この時点で、「続編」としての本作が越えなければいけないハードルのほとんどはクリアされていると言っていい。
音楽に関しては、ヴァンゲリスの印象的なフレーズがサンプリングされ、これも今風なリモート・コントロールサウンドに仕立てられている。個人的には、ここはちょっと残念。
とはいえ、セリフや音響効果も含む表現のレベルにおいては本作は本当に素晴らしい。ブレランの続編という、かつてないプレッシャーの中でこの仕事をやりおおせたスタッフには称賛を送りたい。
問題は、そこで描かれるストーリーだ。
前作から30年以上を経て、「人間とレプリカント」の境界は大きく変化した。現代人の目から見て、細胞レベルで人間を模したレプリカントはもはや「人間」として捉えられるだろう。
その現実側の価値観の変化を反映し、本作では「下層の人間と下層のレプリカント」「上層の人間と上層のレプリカント」という、いわば2重のレイヤーによる階級社会を現出させている。
そして、前作のレプリカントに当たる「より下等な人間モドキ」として、本作ではAIが登場する。下層レプリカントである主人公のパートナーとなる彼女は、つまり前作のデッカードに対するレプリカント・レイチェルと同じ立ち位置に置かれてはいるものの、そこから肉体を獲得するであろう彼女自身のストーリーには発展しない*1
本作はあくまで、前作が残した「レプリカントは人間か?」に決着をつけるためのストーリーに終始する。それ自体はいい。しかしそのために、多義的な解釈を含有した前作の豊饒さを、本作は削ぎ落した。本作は、前作の残したうちのひとつの可能性に従った、ひとつのストーリーとして提示されている。
古いファンである自分がどうにも本作を諸手を挙げて受け入れられないのはこの点だ。これはたぶんこの先、本作「2049」以外の、前作の続編が登場すれば解消される問題なのだとは思う。非常にしみったれた話ではあるが、「この続編によって前作のストーリーが再定義されてしまう」こと自体が、もうどうにも自分の中で折り合いがつかないのだからしょうがない。

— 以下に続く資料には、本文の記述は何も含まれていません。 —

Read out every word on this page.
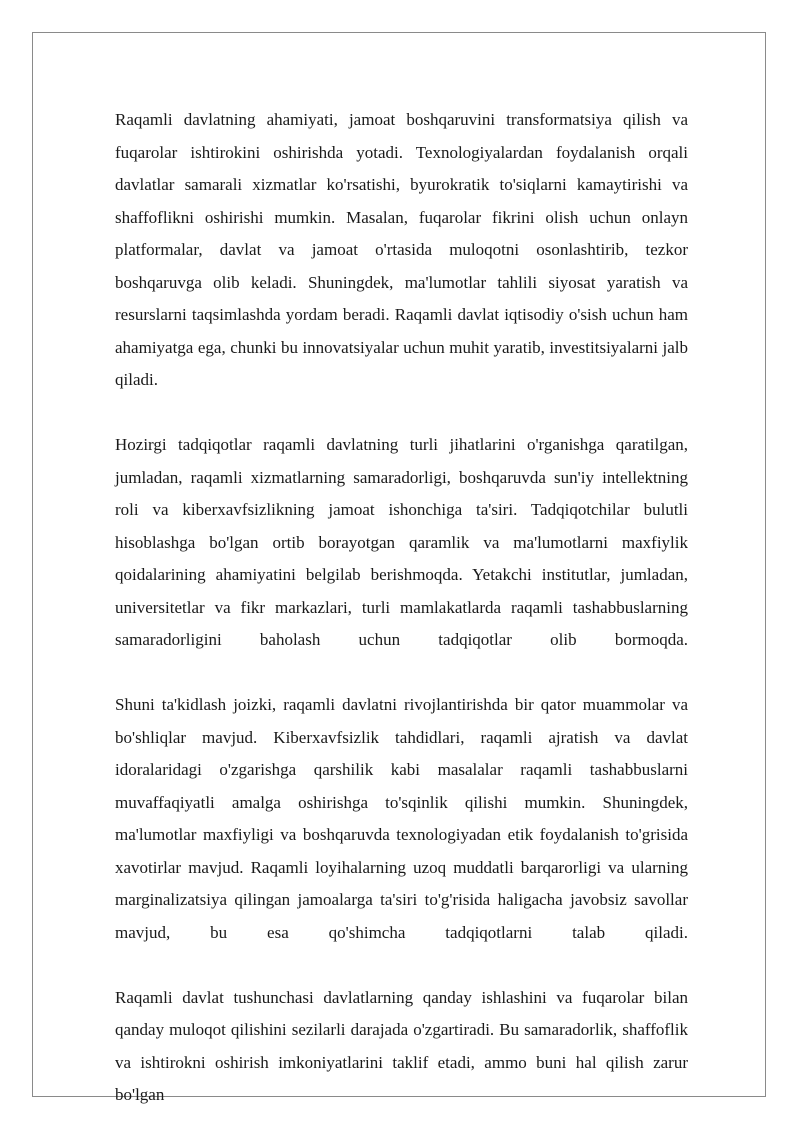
Raqamli davlatning ahamiyati, jamoat boshqaruvini transformatsiya qilish va fuqarolar ishtirokini oshirishda yotadi. Texnologiyalardan foydalanish orqali davlatlar samarali xizmatlar ko'rsatishi, byurokratik to'siqlarni kamaytirishi va shaffoflikni oshirishi mumkin. Masalan, fuqarolar fikrini olish uchun onlayn platformalar, davlat va jamoat o'rtasida muloqotni osonlashtirib, tezkor boshqaruvga olib keladi. Shuningdek, ma'lumotlar tahlili siyosat yaratish va resurslarni taqsimlashda yordam beradi. Raqamli davlat iqtisodiy o'sish uchun ham ahamiyatga ega, chunki bu innovatsiyalar uchun muhit yaratib, investitsiyalarni jalb qiladi.

Hozirgi tadqiqotlar raqamli davlatning turli jihatlarini o'rganishga qaratilgan, jumladan, raqamli xizmatlarning samaradorligi, boshqaruvda sun'iy intellektning roli va kiberxavfsizlikning jamoat ishonchiga ta'siri. Tadqiqotchilar bulutli hisoblashga bo'lgan ortib borayotgan qaramlik va ma'lumotlarni maxfiylik qoidalarining ahamiyatini belgilab berishmoqda. Yetakchi institutlar, jumladan, universitetlar va fikr markazlari, turli mamlakatlarda raqamli tashabbuslarning samaradorligini baholash uchun tadqiqotlar olib bormoqda.

Shuni ta'kidlash joizki, raqamli davlatni rivojlantirishda bir qator muammolar va bo'shliqlar mavjud. Kiberxavfsizlik tahdidlari, raqamli ajratish va davlat idoralaridagi o'zgarishga qarshilik kabi masalalar raqamli tashabbuslarni muvaffaqiyatli amalga oshirishga to'sqinlik qilishi mumkin. Shuningdek, ma'lumotlar maxfiyligi va boshqaruvda texnologiyadan etik foydalanish to'grisida xavotirlar mavjud. Raqamli loyihalarning uzoq muddatli barqarorligi va ularning marginalizatsiya qilingan jamoalarga ta'siri to'g'risida haligacha javobsiz savollar mavjud, bu esa qo'shimcha tadqiqotlarni talab qiladi.

Raqamli davlat tushunchasi davlatlarning qanday ishlashini va fuqarolar bilan qanday muloqot qilishini sezilarli darajada o'zgartiradi. Bu samaradorlik, shaffoflik va ishtirokni oshirish imkoniyatlarini taklif etadi, ammo buni hal qilish zarur bo'lgan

自分が『ブレードランナー』という作品にこれほどまでの思い入れを持っていたのか、と改めて気づかせてくれた作品でもある。
というわけで、映画としての本作には「暗い」「売れない」以外の欠点はほぼない。知的であるがゆえに熱量が低く、前作クライマックスのVSプリスやVSバッティ戦のようなアクション映画的な興奮は本作には求めえない*2とはいえ、「SF映画」としての風格は本当に素晴らしく、名作の続編としても、単一の作品としても堂々たるものだ。映画を映画館で観ることの必然性に満ちた一作でもある*3
願わくば、本作の興行的失敗がこういった「重量級」の作品への悪影響を与えないことを祈る。そして、それは「本作以外のブレードランナーの可能性」にもつながると信じたい。

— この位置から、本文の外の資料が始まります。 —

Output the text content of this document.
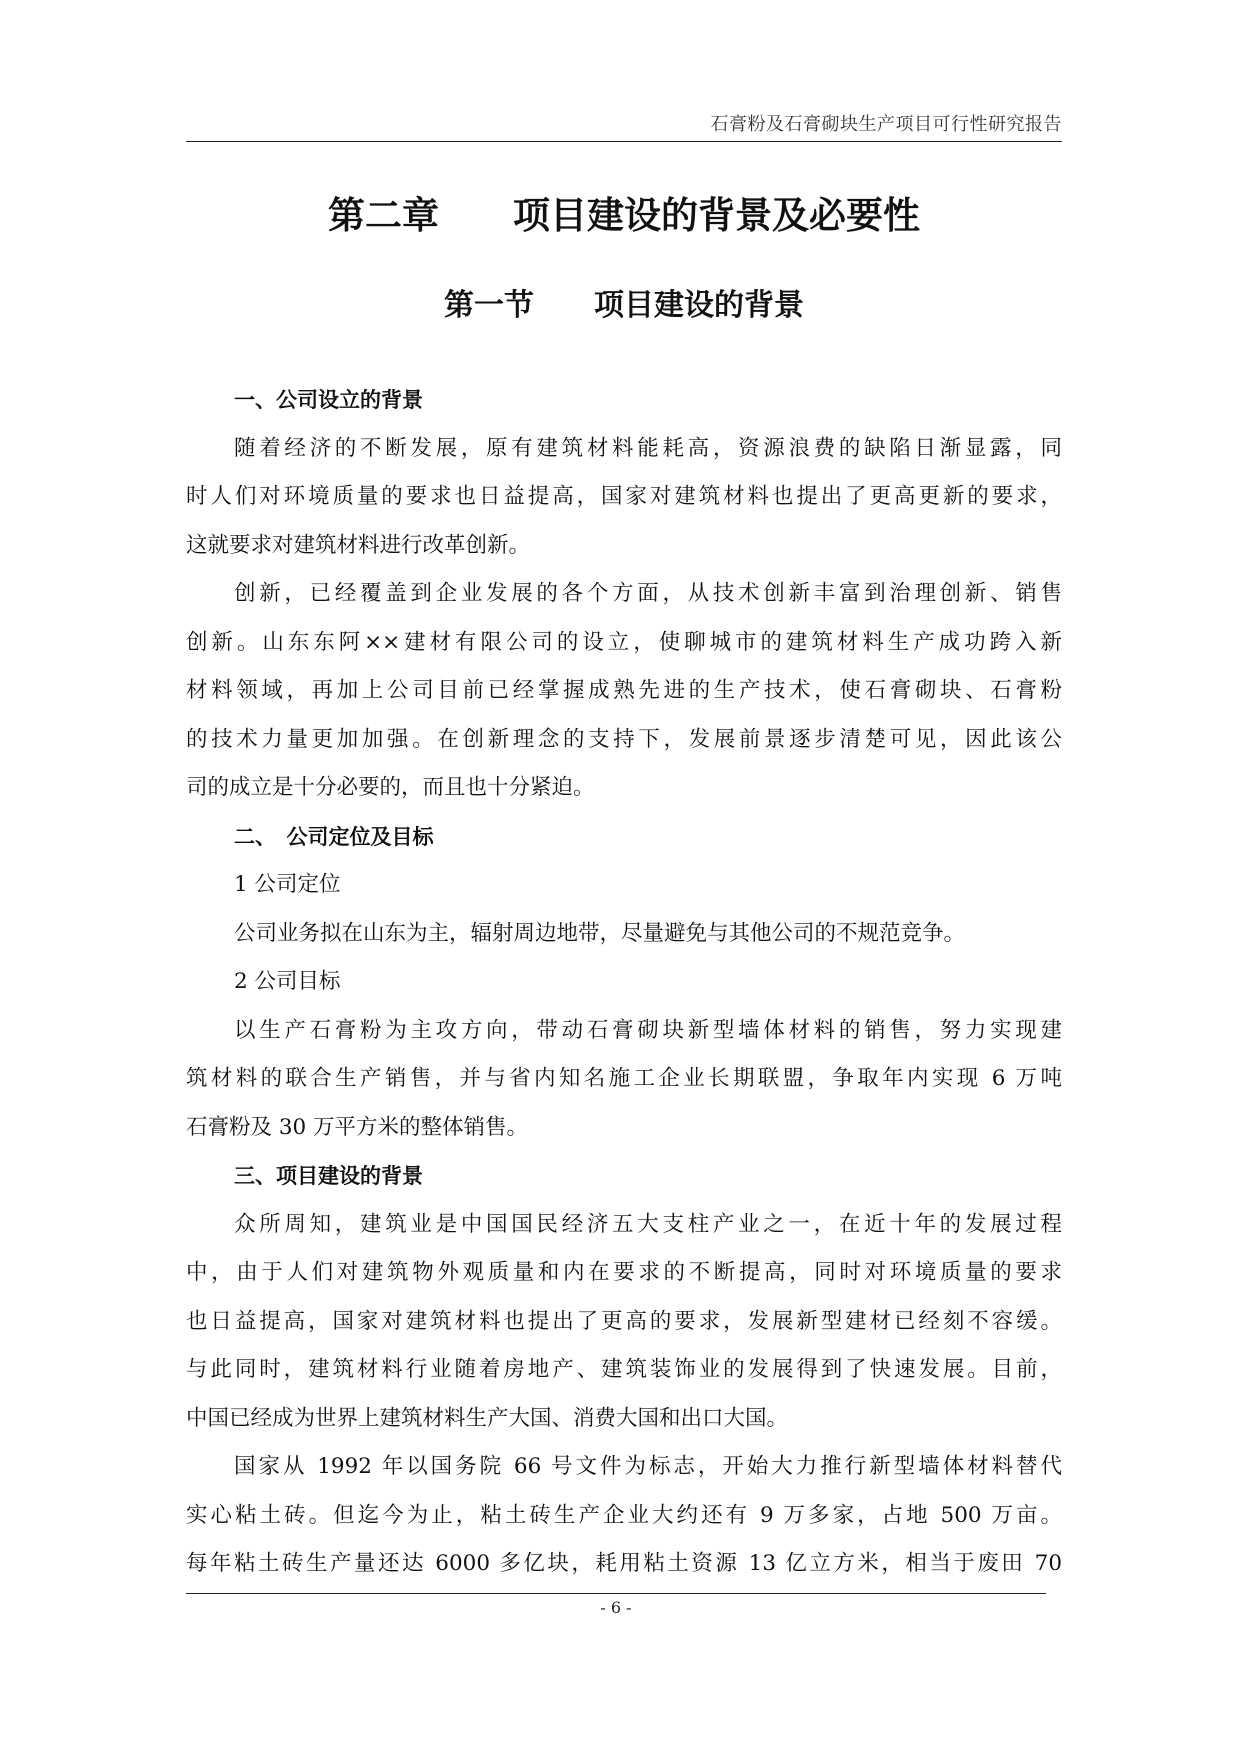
石膏粉及石膏砌块生产项目可行性研究报告
第二章　　项目建设的背景及必要性
第一节　　项目建设的背景
一、公司设立的背景
随着经济的不断发展，原有建筑材料能耗高，资源浪费的缺陷日渐显露，同
时人们对环境质量的要求也日益提高，国家对建筑材料也提出了更高更新的要求，
这就要求对建筑材料进行改革创新。
创新，已经覆盖到企业发展的各个方面，从技术创新丰富到治理创新、销售
创新。山东东阿××建材有限公司的设立，使聊城市的建筑材料生产成功跨入新
材料领域，再加上公司目前已经掌握成熟先进的生产技术，使石膏砌块、石膏粉
的技术力量更加加强。在创新理念的支持下，发展前景逐步清楚可见，因此该公
司的成立是十分必要的，而且也十分紧迫。
二、　公司定位及目标
1 公司定位
公司业务拟在山东为主，辐射周边地带，尽量避免与其他公司的不规范竞争。
2 公司目标
以生产石膏粉为主攻方向，带动石膏砌块新型墙体材料的销售，努力实现建
筑材料的联合生产销售，并与省内知名施工企业长期联盟，争取年内实现 6 万吨
石膏粉及 30 万平方米的整体销售。
三、项目建设的背景
众所周知，建筑业是中国国民经济五大支柱产业之一，在近十年的发展过程
中，由于人们对建筑物外观质量和内在要求的不断提高，同时对环境质量的要求
也日益提高，国家对建筑材料也提出了更高的要求，发展新型建材已经刻不容缓。
与此同时，建筑材料行业随着房地产、建筑装饰业的发展得到了快速发展。目前，
中国已经成为世界上建筑材料生产大国、消费大国和出口大国。
国家从 1992 年以国务院 66 号文件为标志，开始大力推行新型墙体材料替代
实心粘土砖。但迄今为止，粘土砖生产企业大约还有 9 万多家，占地 500 万亩。
每年粘土砖生产量还达 6000 多亿块，耗用粘土资源 13 亿立方米，相当于废田 70
- 6 -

*1:それをやった物語が『ディアスポラ』や『ゼーガペイン』なのだろう

*2:アクションシーン自体はあるが、びっくりするほど興奮はない

*3:ちなみに、仕事帰りに歌舞伎町東宝でこの映画を見た後、シアター出口には雨が降っており、その歌舞伎町のネオンは完全にブレードランナーの世界そのものだった。